Bogus claims that your computer is reporting errors to Microsoft

I have a theory that if you refer to the company or companies involved in this by name they will be filtered or down-ranked by Google as the principals involved in this have been attempting to manipulate search results and forum comments.

I cannot see why a post that I made on this does not feature higher and those that mention the firms but are on sites such as and the Guardian are higher.


Sylvia Adoyo said...

almost fell a victim to the same scam had i not googled up fastheal, got a call from a man named Jack Williams who has a clear indian accent with a name that is english told me that he is calling from london and works for technical windows whatever for microsoft, i almost bought this untill when they told me to remove my home security settings and type a website that will eventually lead me to a remote access, and when they told me to run a file i downloaded from that website thats when i knew this was not right, I Am a question lady and when the man realised that i ask too many qns he acted like he was giving me his supervisor to talk to he just changed his voice to another one and claimed that he was now call Anthony someone (pretending to have a fake english accent that is clearly indian) meanwhile i was counterchecking the website on another computer only to find people and blogs complaining about the website, and something that stood out was the fact that as i google the website the options i was getting was a scam site to look into, i then asked the man if he was calling me from India, he denied, then i read for him the reviews and he got aggressive and hanged up..just a word of advice please be careful with these phone calls especially if it concerns the security of your computer

Anonymous said...

they are still out there, same scam,I am sorry but I would never seriously entertain someone from India entering my computer.It reminds me a a series of calls that I had with De.. tech support.
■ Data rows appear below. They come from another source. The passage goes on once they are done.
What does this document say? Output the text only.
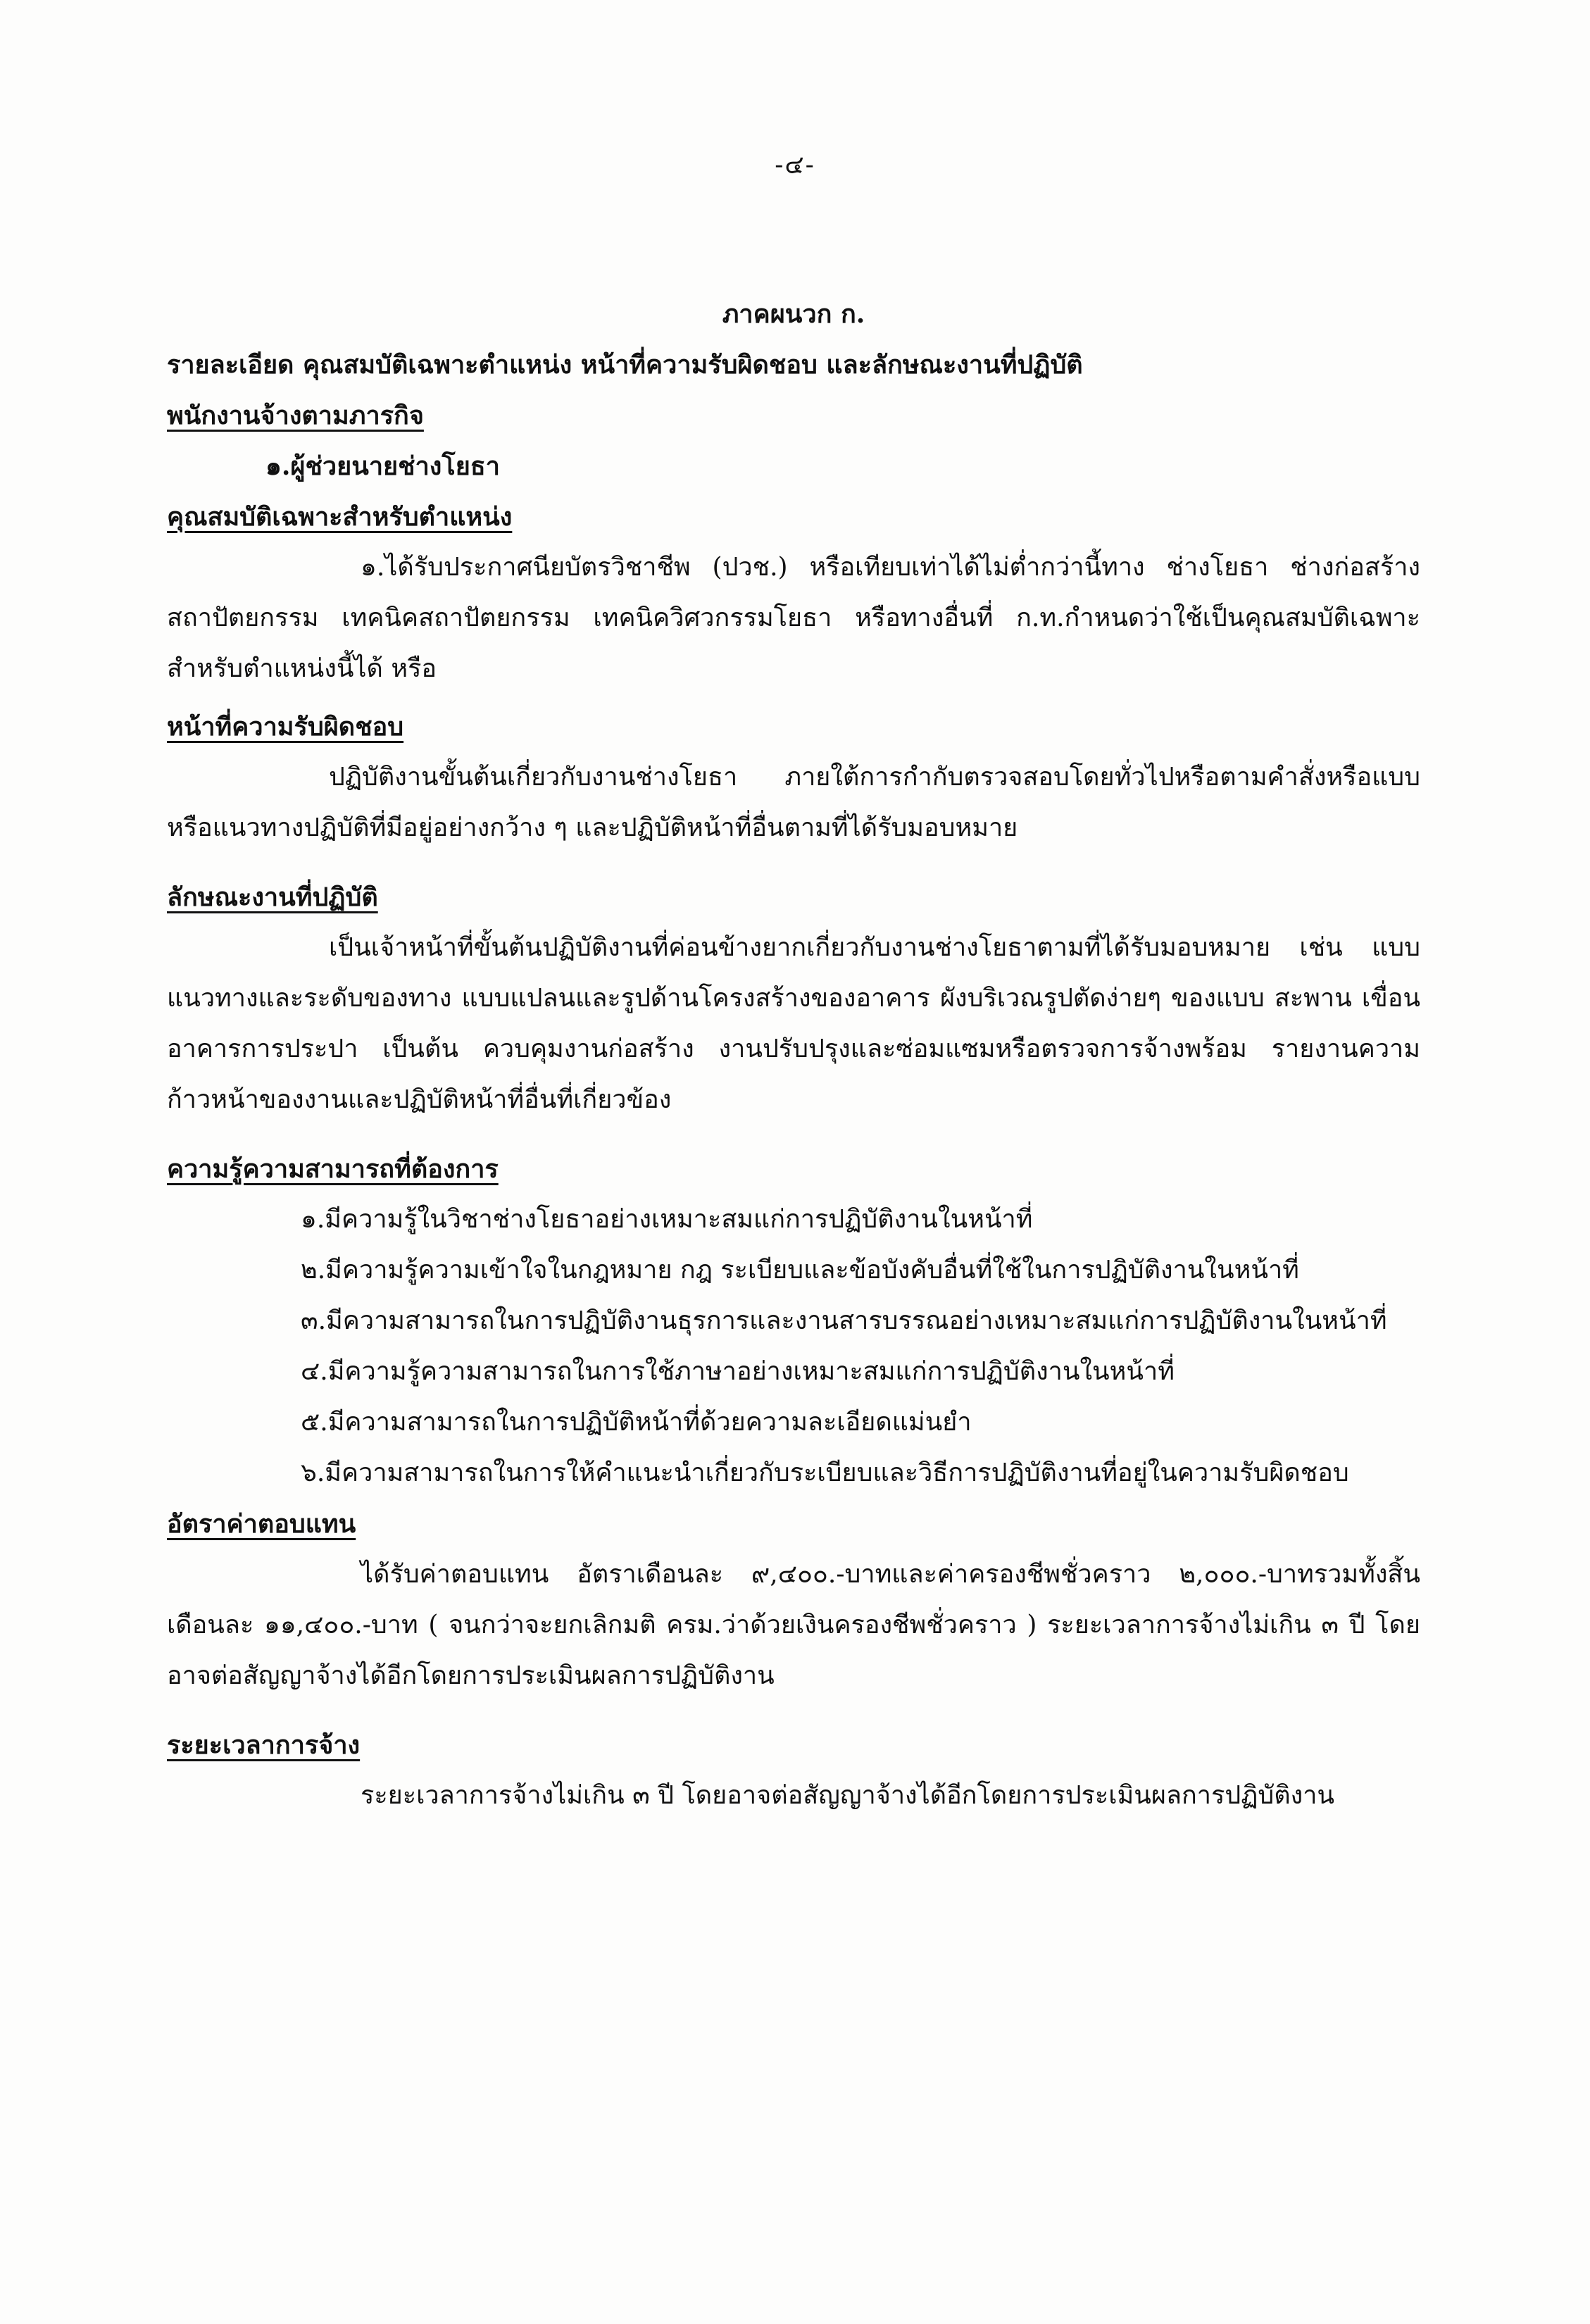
-๔-
ภาคผนวก ก.
รายละเอียด คุณสมบัติเฉพาะตำแหน่ง หน้าที่ความรับผิดชอบ และลักษณะงานที่ปฏิบัติ
พนักงานจ้างตามภารกิจ
๑.ผู้ช่วยนายช่างโยธา
คุณสมบัติเฉพาะสำหรับตำแหน่ง
๑.ได้รับประกาศนียบัตรวิชาชีพ (ปวช.) หรือเทียบเท่าได้ไม่ต่ำกว่านี้ทาง ช่างโยธา ช่างก่อสร้าง สถาปัตยกรรม เทคนิคสถาปัตยกรรม เทคนิควิศวกรรมโยธา หรือทางอื่นที่ ก.ท.กำหนดว่าใช้เป็นคุณสมบัติเฉพาะสำหรับตำแหน่งนี้ได้ หรือ
หน้าที่ความรับผิดชอบ
ปฏิบัติงานขั้นต้นเกี่ยวกับงานช่างโยธา ภายใต้การกำกับตรวจสอบโดยทั่วไปหรือตามคำสั่งหรือแบบ หรือแนวทางปฏิบัติที่มีอยู่อย่างกว้าง ๆ และปฏิบัติหน้าที่อื่นตามที่ได้รับมอบหมาย
ลักษณะงานที่ปฏิบัติ
เป็นเจ้าหน้าที่ขั้นต้นปฏิบัติงานที่ค่อนข้างยากเกี่ยวกับงานช่างโยธาตามที่ได้รับมอบหมาย เช่น แบบแนวทางและระดับของทาง แบบแปลนและรูปด้านโครงสร้างของอาคาร ผังบริเวณรูปตัดง่ายๆ ของแบบ สะพาน เขื่อน อาคารการประปา เป็นต้น ควบคุมงานก่อสร้าง งานปรับปรุงและซ่อมแซมหรือตรวจการจ้างพร้อม รายงานความก้าวหน้าของงานและปฏิบัติหน้าที่อื่นที่เกี่ยวข้อง
ความรู้ความสามารถที่ต้องการ
๑.มีความรู้ในวิชาช่างโยธาอย่างเหมาะสมแก่การปฏิบัติงานในหน้าที่
๒.มีความรู้ความเข้าใจในกฎหมาย กฎ ระเบียบและข้อบังคับอื่นที่ใช้ในการปฏิบัติงานในหน้าที่
๓.มีความสามารถในการปฏิบัติงานธุรการและงานสารบรรณอย่างเหมาะสมแก่การปฏิบัติงานในหน้าที่
๔.มีความรู้ความสามารถในการใช้ภาษาอย่างเหมาะสมแก่การปฏิบัติงานในหน้าที่
๕.มีความสามารถในการปฏิบัติหน้าที่ด้วยความละเอียดแม่นยำ
๖.มีความสามารถในการให้คำแนะนำเกี่ยวกับระเบียบและวิธีการปฏิบัติงานที่อยู่ในความรับผิดชอบ
อัตราค่าตอบแทน
ได้รับค่าตอบแทน อัตราเดือนละ ๙,๔๐๐.-บาทและค่าครองชีพชั่วคราว ๒,๐๐๐.-บาทรวมทั้งสิ้น เดือนละ ๑๑,๔๐๐.-บาท ( จนกว่าจะยกเลิกมติ ครม.ว่าด้วยเงินครองชีพชั่วคราว ) ระยะเวลาการจ้างไม่เกิน ๓ ปี โดยอาจต่อสัญญาจ้างได้อีกโดยการประเมินผลการปฏิบัติงาน
ระยะเวลาการจ้าง
ระยะเวลาการจ้างไม่เกิน ๓ ปี โดยอาจต่อสัญญาจ้างได้อีกโดยการประเมินผลการปฏิบัติงาน
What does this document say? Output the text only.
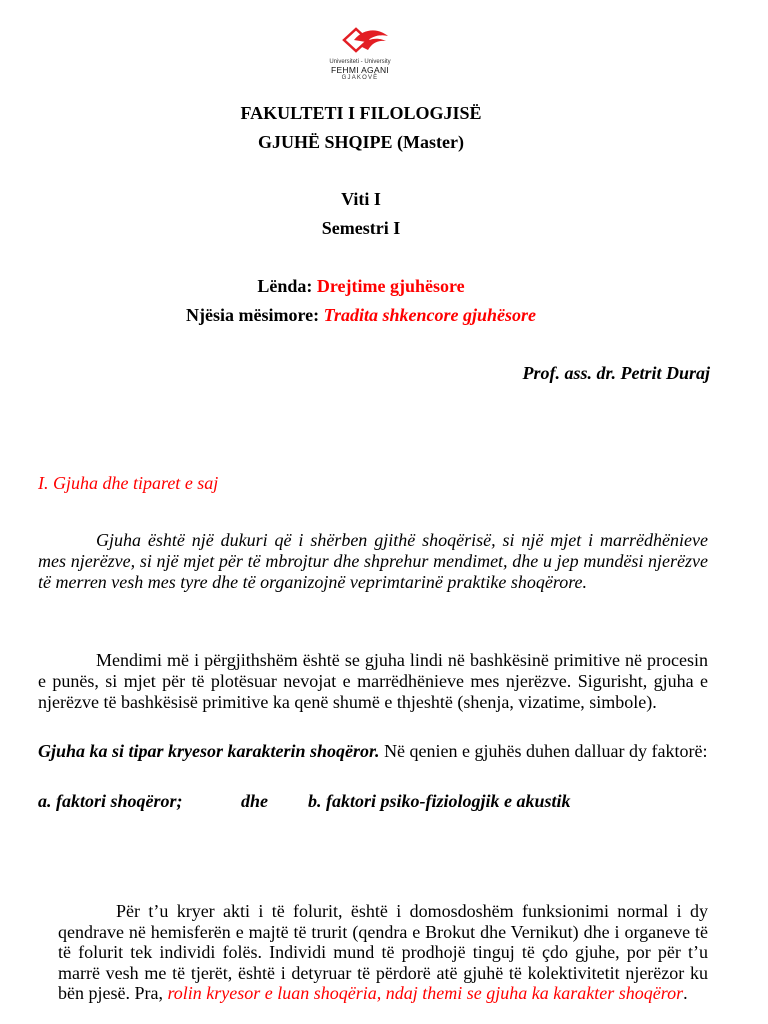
Universiteti - University
FEHMI AGANI
GJAKOVË
FAKULTETI I FILOLOGJISË
GJUHË SHQIPE (Master)
Viti I
Semestri I
Lënda: Drejtime gjuhësore
Njësia mësimore: Tradita shkencore gjuhësore
Prof. ass. dr. Petrit Duraj
I. Gjuha dhe tiparet e saj
Gjuha është një dukuri që i shërben gjithë shoqërisë, si një mjet i marrëdhënieve mes njerëzve, si një mjet për të mbrojtur dhe shprehur mendimet, dhe u jep mundësi njerëzve të merren vesh mes tyre dhe të organizojnë veprimtarinë praktike shoqërore.
Mendimi më i përgjithshëm është se gjuha lindi në bashkësinë primitive në procesin e punës, si mjet për të plotësuar nevojat e marrëdhënieve mes njerëzve. Sigurisht, gjuha e njerëzve të bashkësisë primitive ka qenë shumë e thjeshtë (shenja, vizatime, simbole).
Gjuha ka si tipar kryesor karakterin shoqëror. Në qenien e gjuhës duhen dalluar dy faktorë:
a. faktori shoqëror;	dhe b. faktori psiko-fiziologjik e akustik
Për t’u kryer akti i të folurit, është i domosdoshëm funksionimi normal i dy qendrave në hemisferën e majtë të trurit (qendra e Brokut dhe Vernikut) dhe i organeve të të folurit tek individi folës. Individi mund të prodhojë tinguj të çdo gjuhe, por për t’u marrë vesh me të tjerët, është i detyruar të përdorë atë gjuhë të kolektivitetit njerëzor ku bën pjesë. Pra, rolin kryesor e luan shoqëria, ndaj themi se gjuha ka karakter shoqëror.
I had initiated that call and at first it seemed all on the up and up except for the amount of money they wanted to fix my computer. I had several calls over a period of time that seemed to get more desperate about wanting to fix my problem. Then it got strange. The callers English skill decreased in direct proportion to the "incredible one time offer". they were offering me. I discontinued the discussion when it got down to 24.99, just give us your credit card number. My brother lived in India for many years and it is not surprising that many scams are coming from there. Few in the west can appreciate the desperate level of poverty and the unrelenting pressure for a better life that Indians are subjected to.